Weidmann: Fiscal rules need more bite
Interview published in Bild, title: "Is there any point in saving anymore?"
Interview with Jens Weidmann conducted by Jan W. Schäfer.
Translation: Deutsche Bundesbank.
Which finance minister gave you and ECB boss Mario Draghi the biggest Christmas present this year?
Jens Weidmann: There weren't any presents – why do you ask?
Because, with interest rates at zero, finance ministers have been saving more than €100 billion a year.
Euro-area countries ought to take advantage of the historically low rates to put their financial houses in order. But many either aren't doing enough or they're actually spending more than before. That's a risky move. Because when rates pick up again, governments will have to pay more for their mountains of debt. That can quickly precipitate a fresh crisis of confidence.
You mean it's only a matter of time before the next debt crisis rears its ugly head?
Whatever they do, governments shouldn't rest on their laurels, because many of them are still sitting on large piles of debt. Things can't stay that way, so governments need a bit of a nudge. Countries that go too far into the red should, by rights, have to pay higher rates of interest in the market.

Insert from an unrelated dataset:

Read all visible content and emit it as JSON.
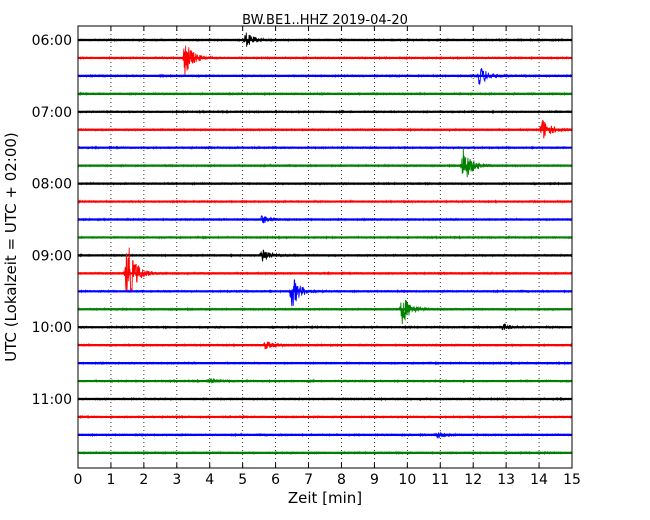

Plus, the fiscal rules need more bite. An independent body which monitors national budgets could help do that. That body should be staffed by experts, not politicians.
You're not trying to tell us that the euro-area countries will stand for that!
The mountains of debt which many euro-area countries have accumulated will place a strain on future generations and could put the stability of the euro in jeopardy. The ball is in the governments' court.
Which country do you think will pose the gravest threat to the euro in 2017?
We experienced the Brexit shock and the Italian referendum in 2016, but neither event really dented economic activity. So you see: not every vote can knock the upswing off course. The economy is more robust than some might think. But it's up to politicians to put the economy on course for long-term growth and employment.
When will rates start picking up again?
We are already seeing inflation bouncing back. ECB projections suggest that inflation will be close to the target rate of below, but close to, 2% by 2019, if not sooner. But if we don't start tightening monetary policy until then, it will be too late, because inflation shows a lagged response to the measures we take. So we have to act in a forward-looking manner, or, to put it another way: once inflation is on a sustainable path towards our target, it's time for us to start tightening the monetary policy reins.
Interest rates are at zero – is there any point in saving anymore?
Yes. You can only spend money later in life if you put it away today. And zero rates aren't here to stay. That said, it's certainly helpful to have other forms of investment alongside a savings account.
Are you saying that gambling in the stock markets is better than saving?
Gambling certainly isn't the right way forward, but it would be wrong to condemn all kinds of investment in the stock markets as gambling. The investments you choose and the risks you are willing to take depend on your particular circumstances. Higher returns are only possible if you take on a higher level of risk. If you need your money soon, you should avoid investments that fluctuate relatively strongly in value. Plus, Germans are slowly changing their investment behaviour, with equities and mutual fund shares, to name but two, now accounting for an increasing share of their investment portfolios.
Italy's Monte dei Paschi bank is teetering on the brink of going bust. Will taxpayers need to bail it out?
A great many questions still need to be resolved here. Generally speaking, we have adopted a set of new rules which are particularly there to protect taxpayers and keep the burden of responsibility on investors. Public money comes last of all in the liability cascade, which is why the bar is set at a high level.
What do you mean exactly?
For the Italian government to push through the measure it intends to take, the bank must, in essence, be in sound economic health. Nor may the funds be used to absorb losses that are already on the horizon. For another thing, the economy would need to be severely disrupted if no financial assistance were provided. All these questions now need to be carefully examined. If public money is nonetheless activated in connection with Monte dei Paschi, the assistance should in any case be properly funded, given Italy's already high levels of government debt.
Is it time for a German to take the helm at the European Central Bank?
It really is far too early for that debate, seeing as ECB President Mario Draghi still has nearly three years left of his term of office. What we need is a stability-oriented monetary policy. The president's nationality is irrelevant in terms of that objective.
Would you be available to succeed Mario Draghi?
That issue isn't on my agenda right now.